Ugandan public hospital

Kapchorwa General Hospital, also Kapchorwa Hospital, is a public hospital in the Eastern Region of Uganda.

==Location==
The hospital is located in the town of Kapchorwa, in Kapchorwa District, about 66 km northeast of Mbale Regional Referral Hospital. The coordinates of Kapchorwa General Hospital are 01°23'55.0"N, 34°26'50.0"E (Latitude:1.389625; Longitude:34.447207).

==Overview==
Kapchorwa General Hospital was established in 1962. It has a bed capacity of 150. The hospital serves a catchment population estimated at 104,580 as of 2016. The patients come from the districts of Kapchorwa, Bukwo, Kween and Sironko. The hospital is congested and understaffed.

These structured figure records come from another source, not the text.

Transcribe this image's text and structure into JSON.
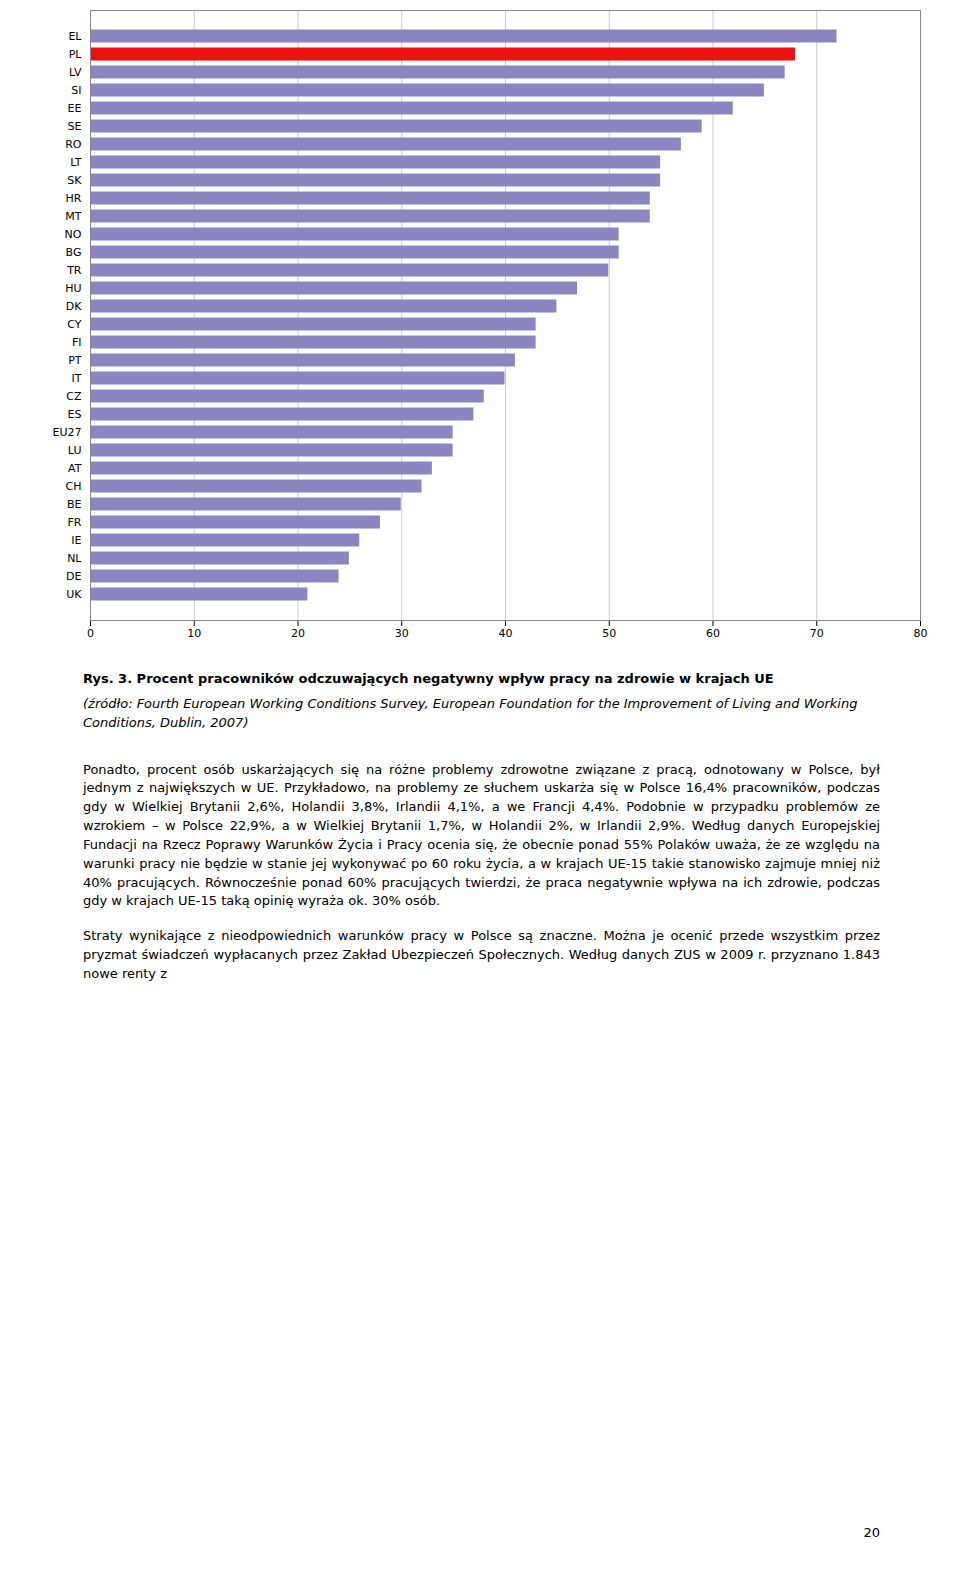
{
  "chart_data": {
    "type": "bar",
    "orientation": "horizontal",
    "title": "Rys. 3. Procent pracowników odczuwających negatywny wpływ pracy na zdrowie w krajach UE",
    "annotations": [
      "(źródło: Fourth European Working Conditions Survey, European Foundation for the Improvement of Living and Working Conditions, Dublin, 2007)",
      "Ponadto, procent osób uskarżających się na różne problemy zdrowotne związane z pracą, odnotowany w Polsce, był jednym z największych w UE. Przykładowo, na problemy ze słuchem uskarża się w Polsce 16,4% pracowników, podczas gdy w Wielkiej Brytanii 2,6%, Holandii 3,8%, Irlandii 4,1%, a we Francji 4,4%. Podobnie w przypadku problemów ze wzrokiem – w Polsce 22,9%, a w Wielkiej Brytanii 1,7%, w Holandii 2%, w Irlandii 2,9%. Według danych Europejskiej Fundacji na Rzecz Poprawy Warunków Życia i Pracy ocenia się, że obecnie ponad 55% Polaków uważa, że ze względu na warunki pracy nie będzie w stanie jej wykonywać po 60 roku życia, a w krajach UE-15 takie stanowisko zajmuje mniej niż 40% pracujących. Równocześnie ponad 60% pracujących twierdzi, że praca negatywnie wpływa na ich zdrowie, podczas gdy w krajach UE-15 taką opinię wyraża ok. 30% osób.",
      "Straty wynikające z nieodpowiednich warunków pracy w Polsce są znaczne. Można je ocenić przede wszystkim przez pryzmat świadczeń wypłacanych przez Zakład Ubezpieczeń Społecznych. Według danych ZUS w 2009 r. przyznano 1.843 nowe renty z",
      "20"
    ],
    "categories": [
      "EL",
      "PL",
      "LV",
      "SI",
      "EE",
      "SE",
      "RO",
      "LT",
      "SK",
      "HR",
      "MT",
      "NO",
      "BG",
      "TR",
      "HU",
      "DK",
      "CY",
      "FI",
      "PT",
      "IT",
      "CZ",
      "ES",
      "EU27",
      "LU",
      "AT",
      "CH",
      "BE",
      "FR",
      "IE",
      "NL",
      "DE",
      "UK"
    ],
    "values": [
      72,
      68,
      67,
      65,
      62,
      59,
      57,
      55,
      55,
      54,
      54,
      51,
      51,
      50,
      47,
      45,
      43,
      43,
      41,
      40,
      38,
      37,
      35,
      35,
      33,
      32,
      30,
      28,
      26,
      25,
      24,
      21
    ],
    "colors": [
      "#8B85C1",
      "#EE1111",
      "#8B85C1",
      "#8B85C1",
      "#8B85C1",
      "#8B85C1",
      "#8B85C1",
      "#8B85C1",
      "#8B85C1",
      "#8B85C1",
      "#8B85C1",
      "#8B85C1",
      "#8B85C1",
      "#8B85C1",
      "#8B85C1",
      "#8B85C1",
      "#8B85C1",
      "#8B85C1",
      "#8B85C1",
      "#8B85C1",
      "#8B85C1",
      "#8B85C1",
      "#8B85C1",
      "#8B85C1",
      "#8B85C1",
      "#8B85C1",
      "#8B85C1",
      "#8B85C1",
      "#8B85C1",
      "#8B85C1",
      "#8B85C1",
      "#8B85C1"
    ],
    "xlim": [
      0,
      80
    ],
    "xticks": [
      0,
      10,
      20,
      30,
      40,
      50,
      60,
      70,
      80
    ],
    "grid": true
  }
}
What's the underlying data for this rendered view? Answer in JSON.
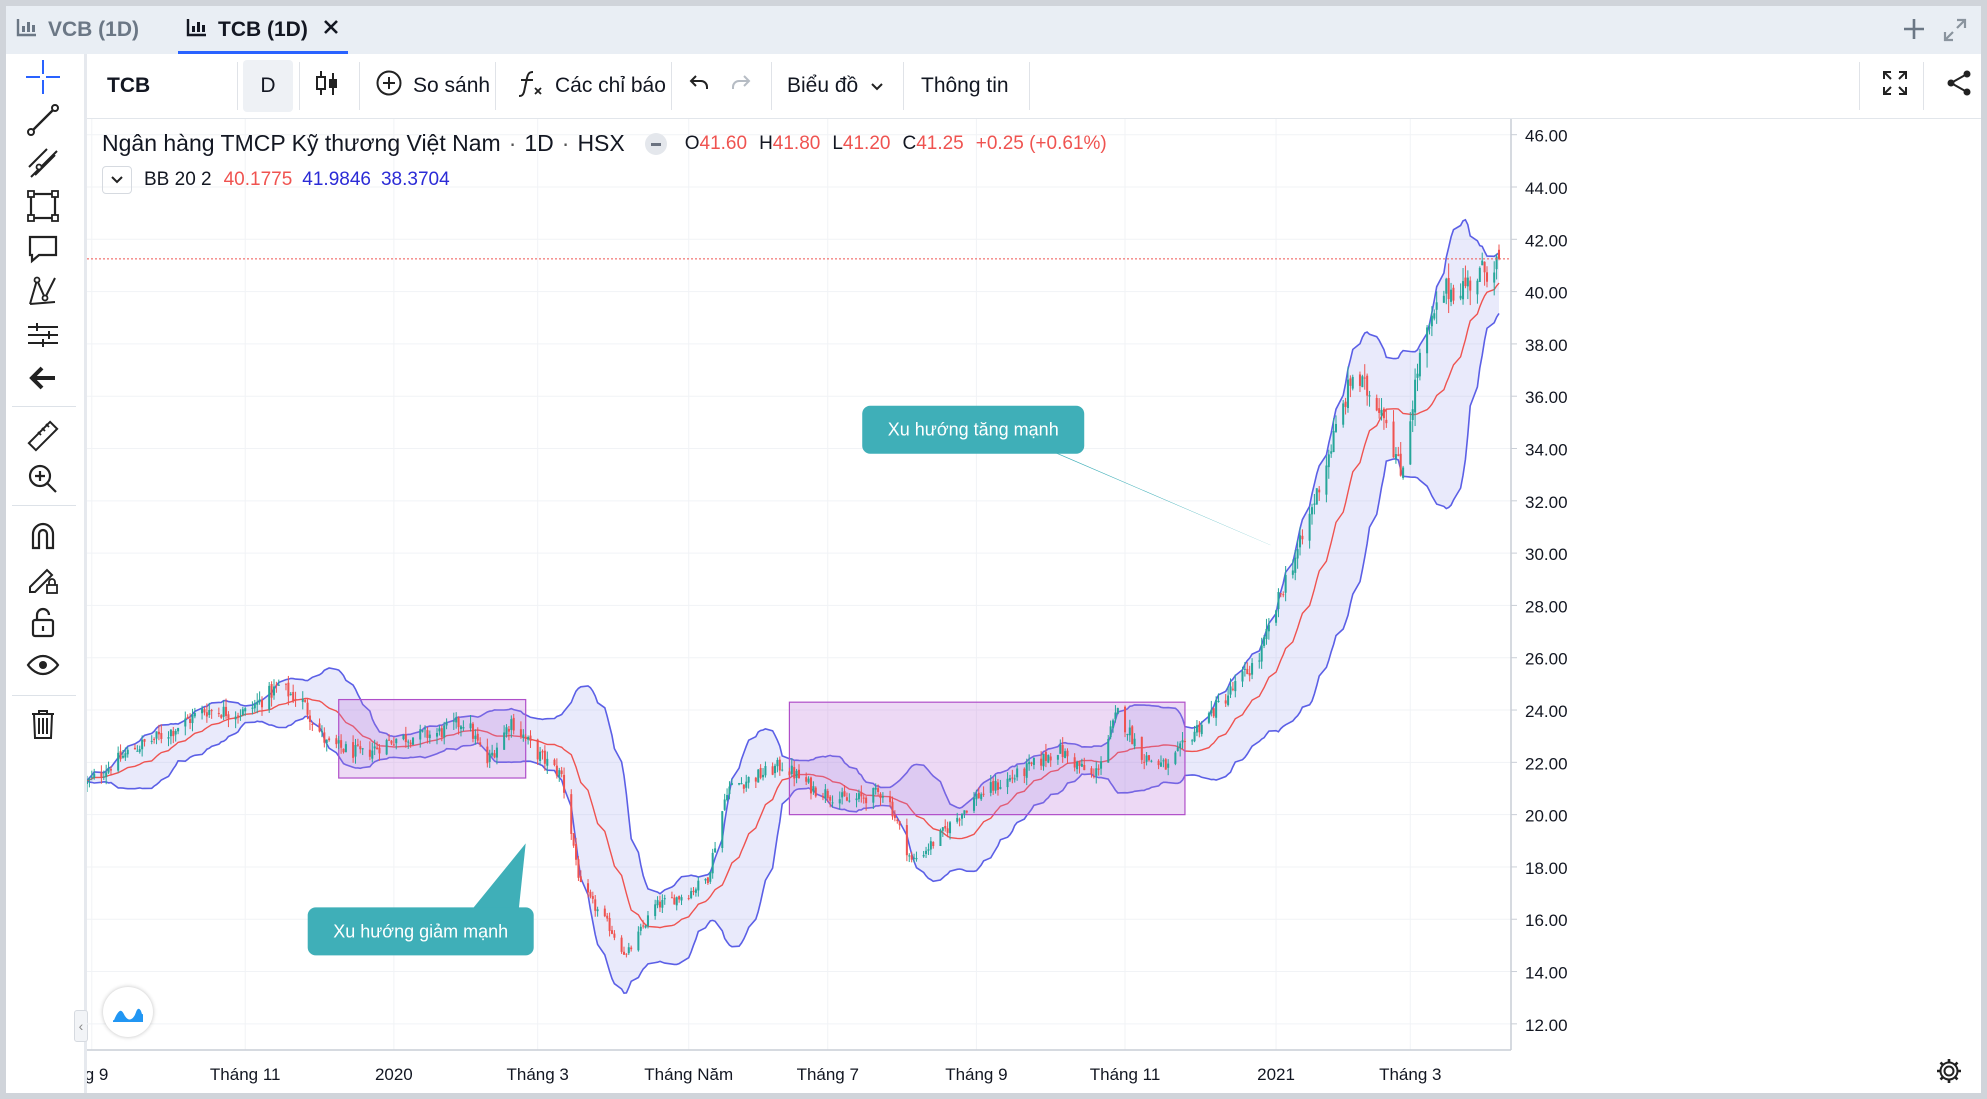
{
  "tabs": [
    {
      "label": "VCB (1D)",
      "active": false
    },
    {
      "label": "TCB (1D)",
      "active": true
    }
  ],
  "toolbar": {
    "symbol": "TCB",
    "interval": "D",
    "compare": "So sánh",
    "indicators": "Các chỉ báo",
    "chart_type": "Biểu đồ",
    "info": "Thông tin"
  },
  "legend": {
    "title": "Ngân hàng TMCP Kỹ thương Việt Nam",
    "interval": "1D",
    "exchange": "HSX",
    "o_label": "O",
    "o": "41.60",
    "h_label": "H",
    "h": "41.80",
    "l_label": "L",
    "l": "41.20",
    "c_label": "C",
    "c": "41.25",
    "change": "+0.25 (+0.61%)",
    "bb_name": "BB 20 2",
    "bb_basis": "40.1775",
    "bb_upper": "41.9846",
    "bb_lower": "38.3704"
  },
  "left_tools": [
    "crosshair-icon",
    "trendline-icon",
    "fib-icon",
    "rectangle-icon",
    "comment-icon",
    "pattern-icon",
    "prediction-icon",
    "back-arrow-icon",
    "ruler-icon",
    "zoom-in-icon",
    "magnet-icon",
    "lock-draw-icon",
    "unlock-icon",
    "eye-icon",
    "trash-icon"
  ],
  "colors": {
    "up": "#26a69a",
    "down": "#ef5350",
    "basis": "#ef5350",
    "band": "#5b5fe6",
    "band_fill": "rgba(120,123,230,0.16)",
    "box_fill": "rgba(192,120,220,0.28)",
    "box_stroke": "#b04fc9",
    "callout": "#3fafb8",
    "price_line": "#ef5350"
  },
  "chart_data": {
    "type": "candlestick",
    "title": "Ngân hàng TMCP Kỹ thương Việt Nam",
    "last_price": "41.25",
    "ylim": [
      11.0,
      46.6
    ],
    "y_ticks": [
      "12.00",
      "14.00",
      "16.00",
      "18.00",
      "20.00",
      "22.00",
      "24.00",
      "26.00",
      "28.00",
      "30.00",
      "32.00",
      "34.00",
      "36.00",
      "38.00",
      "40.00",
      "42.00",
      "44.00",
      "46.00"
    ],
    "x_range": [
      "2019-08-27",
      "2021-04-07"
    ],
    "x_ticks": [
      {
        "label": "ng 9",
        "date": "2019-08-29"
      },
      {
        "label": "Tháng 11",
        "date": "2019-11-01"
      },
      {
        "label": "2020",
        "date": "2020-01-02"
      },
      {
        "label": "Tháng 3",
        "date": "2020-03-02"
      },
      {
        "label": "Tháng Năm",
        "date": "2020-05-04"
      },
      {
        "label": "Tháng 7",
        "date": "2020-07-01"
      },
      {
        "label": "Tháng 9",
        "date": "2020-09-01"
      },
      {
        "label": "Tháng 11",
        "date": "2020-11-02"
      },
      {
        "label": "2021",
        "date": "2021-01-04"
      },
      {
        "label": "Tháng 3",
        "date": "2021-03-01"
      }
    ],
    "close_path": [
      [
        "2019-08-27",
        21.2
      ],
      [
        "2019-09-15",
        22.5
      ],
      [
        "2019-10-01",
        23.2
      ],
      [
        "2019-10-15",
        24.0
      ],
      [
        "2019-11-01",
        23.9
      ],
      [
        "2019-11-15",
        24.9
      ],
      [
        "2019-11-25",
        24.3
      ],
      [
        "2019-12-05",
        22.7
      ],
      [
        "2019-12-20",
        22.3
      ],
      [
        "2020-01-02",
        22.9
      ],
      [
        "2020-01-20",
        23.1
      ],
      [
        "2020-02-01",
        23.6
      ],
      [
        "2020-02-10",
        22.0
      ],
      [
        "2020-02-20",
        23.6
      ],
      [
        "2020-03-01",
        22.4
      ],
      [
        "2020-03-12",
        21.5
      ],
      [
        "2020-03-20",
        17.2
      ],
      [
        "2020-04-01",
        15.7
      ],
      [
        "2020-04-08",
        14.6
      ],
      [
        "2020-04-20",
        16.5
      ],
      [
        "2020-05-04",
        17.0
      ],
      [
        "2020-05-12",
        17.6
      ],
      [
        "2020-05-20",
        21.0
      ],
      [
        "2020-06-05",
        21.6
      ],
      [
        "2020-06-12",
        21.9
      ],
      [
        "2020-06-25",
        21.0
      ],
      [
        "2020-07-10",
        20.5
      ],
      [
        "2020-07-25",
        20.9
      ],
      [
        "2020-08-05",
        18.2
      ],
      [
        "2020-08-15",
        19.0
      ],
      [
        "2020-09-01",
        20.7
      ],
      [
        "2020-09-20",
        21.6
      ],
      [
        "2020-10-05",
        22.5
      ],
      [
        "2020-10-20",
        21.4
      ],
      [
        "2020-10-30",
        23.9
      ],
      [
        "2020-11-10",
        22.2
      ],
      [
        "2020-11-20",
        21.8
      ],
      [
        "2020-12-01",
        23.2
      ],
      [
        "2020-12-15",
        24.6
      ],
      [
        "2020-12-28",
        26.0
      ],
      [
        "2021-01-08",
        29.0
      ],
      [
        "2021-01-15",
        30.5
      ],
      [
        "2021-01-25",
        33.5
      ],
      [
        "2021-02-05",
        36.8
      ],
      [
        "2021-02-18",
        35.5
      ],
      [
        "2021-02-25",
        33.0
      ],
      [
        "2021-03-05",
        37.5
      ],
      [
        "2021-03-15",
        40.0
      ],
      [
        "2021-03-25",
        40.3
      ],
      [
        "2021-04-07",
        41.25
      ]
    ],
    "bollinger": {
      "period": 20,
      "stddev": 2
    },
    "annotations": [
      {
        "type": "rect",
        "x1": "2019-12-10",
        "x2": "2020-02-26",
        "y1": 21.4,
        "y2": 24.4
      },
      {
        "type": "rect",
        "x1": "2020-06-15",
        "x2": "2020-11-27",
        "y1": 20.0,
        "y2": 24.3
      },
      {
        "type": "callout",
        "text": "Xu hướng giảm mạnh",
        "anchor_date": "2020-02-26",
        "anchor_value": 18.9
      },
      {
        "type": "callout",
        "text": "Xu hướng tăng mạnh",
        "anchor_date": "2021-01-12",
        "anchor_value": 29.9
      }
    ]
  }
}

In 2015, the Government of Uganda began partial rehabilitation of the hospital, beginning with:
1. Renovation of the operating theatre (operating room) 2. Procurement of new operating table 3. Procurement of new theatre operating lamp 4. Reconstruction of the TB ward 5. Renovation of the maternity ward 6. Rehabilitation of the drainage system 7. Installation of solar panels on the operating theatre 8. Installation of solar panels on maternity ward and 9. Installation of solar panels on children's ward.

That same year, competitive bidding was advertised for the construction of new staff houses at Kapchorwa General Hospital.

==Recent developments==
By 2020, the hospital's catchment population had increased to an estimated 900,000 people from the four Ugandan districts mentioned before, plus patients from the following additional districts: Bulambuli, Bukedea and the Karamoja sub-region. In addition, patients are received from the Kenyan counties of Trans-Nzoia and West Pokot.

In September 2020, following over 50 staff members at the hospital testing positive for COVID-19, the hospital was closed down for two weeks. After mitigation measures had been instituted, the hospital was re-opened in early October 2020.